The physical machine industry currently mirrors the fragmented state of the phone market prior to the emergence of Android and iOS. By consolidating the operating system, manufacturers can deploy modern AI applications across diverse hardware architectures. Internally, the adoption of AI coding tools has created a bimodal distribution of engineering productivity, where those who master these tools significantly outperform others. While embedded systems were once considered resistant to AI integration, modern models now provide immense value in writing complex code and configuring sensor suites, provided that human validation remains central to the safety-critical development process.
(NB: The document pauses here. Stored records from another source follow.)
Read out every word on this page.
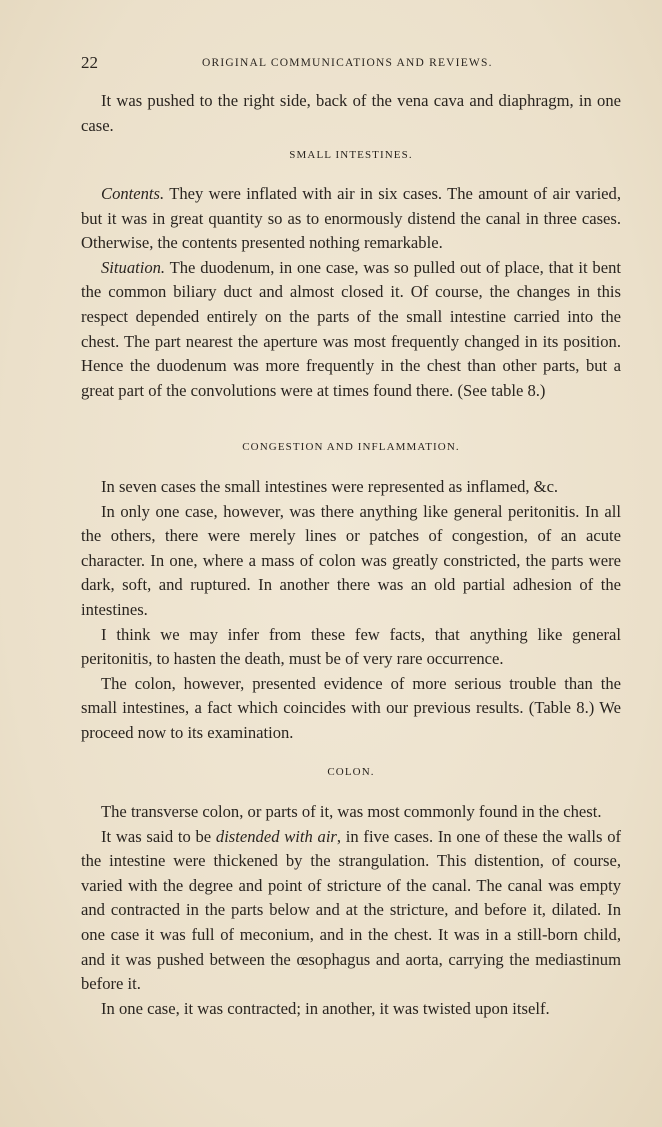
22	ORIGINAL COMMUNICATIONS AND REVIEWS.

It was pushed to the right side, back of the vena cava and diaphragm, in one case.

SMALL INTESTINES.

Contents. They were inflated with air in six cases. The amount of air varied, but it was in great quantity so as to enormously distend the canal in three cases. Otherwise, the contents presented nothing remarkable.

Situation. The duodenum, in one case, was so pulled out of place, that it bent the common biliary duct and almost closed it. Of course, the changes in this respect depended entirely on the parts of the small intestine carried into the chest. The part nearest the aperture was most frequently changed in its position. Hence the duodenum was more frequently in the chest than other parts, but a great part of the convolutions were at times found there. (See table 8.)

CONGESTION AND INFLAMMATION.

In seven cases the small intestines were represented as inflamed, &c.

In only one case, however, was there anything like general peritonitis. In all the others, there were merely lines or patches of congestion, of an acute character. In one, where a mass of colon was greatly constricted, the parts were dark, soft, and ruptured. In another there was an old partial adhesion of the intestines.

I think we may infer from these few facts, that anything like general peritonitis, to hasten the death, must be of very rare occurrence.

The colon, however, presented evidence of more serious trouble than the small intestines, a fact which coincides with our previous results. (Table 8.) We proceed now to its examination.

COLON.

The transverse colon, or parts of it, was most commonly found in the chest.

It was said to be distended with air, in five cases. In one of these the walls of the intestine were thickened by the strangulation. This distention, of course, varied with the degree and point of stricture of the canal. The canal was empty and contracted in the parts below and at the stricture, and before it, dilated. In one case it was full of meconium, and in the chest. It was in a still-born child, and it was pushed between the œsophagus and aorta, carrying the mediastinum before it.

In one case, it was contracted; in another, it was twisted upon itself.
Verification and validation have shifted from binary, requirement-based testing to statistical models focused on reliability and mean time between failures. As autonomous systems become more complex, proving safety requires demonstrating multiple nines of reliability. While public perception is often influenced by high-profile accidents, these incidents are frequently compounded by organizational failures rather than purely technological ones. Statistical evidence confirms that autonomous systems are safer than human drivers, who are prone to fatigue and impairment. Long-term adoption depends on society accepting that while accidents may occur, the overall safety profile of autonomous systems is superior to human-operated transport.

Bridging the gap between simulation and reality requires iterative feedback loops where real-world data informs simulation parameters. World models are increasingly used to understand cause-effect relationships, such as how environmental conditions like rain affect vehicle control. However, relying solely on world models is insufficient for production; practical engineering requires a hybrid approach. On-machine compute constraints necessitate model distillation and extreme efficiency, as every millisecond of latency impacts vehicle performance. Transformers have become universal, but their application in embedded systems requires careful optimization to balance capability, power consumption, and the harsh physical conditions in which these machines operate.

Physical autonomy tasks, from driving to excavating, can be modeled as sequences of steps or trajectories, making them compatible with next-token prediction techniques. Building a successful deep-tech company requires a focus on compounding technology where each advancement—whether in dev tooling, OS, or models—builds upon the last. Founders should avoid broad, shallow strategies and instead apply first-principle thinking to solve specific, constrained problems. Success in this space demands extreme curiosity about fundamental physics and low-level systems, as well as the ability to navigate the long, difficult path of commercializing technology in industries that require rigorous safety standards and long-term commitment.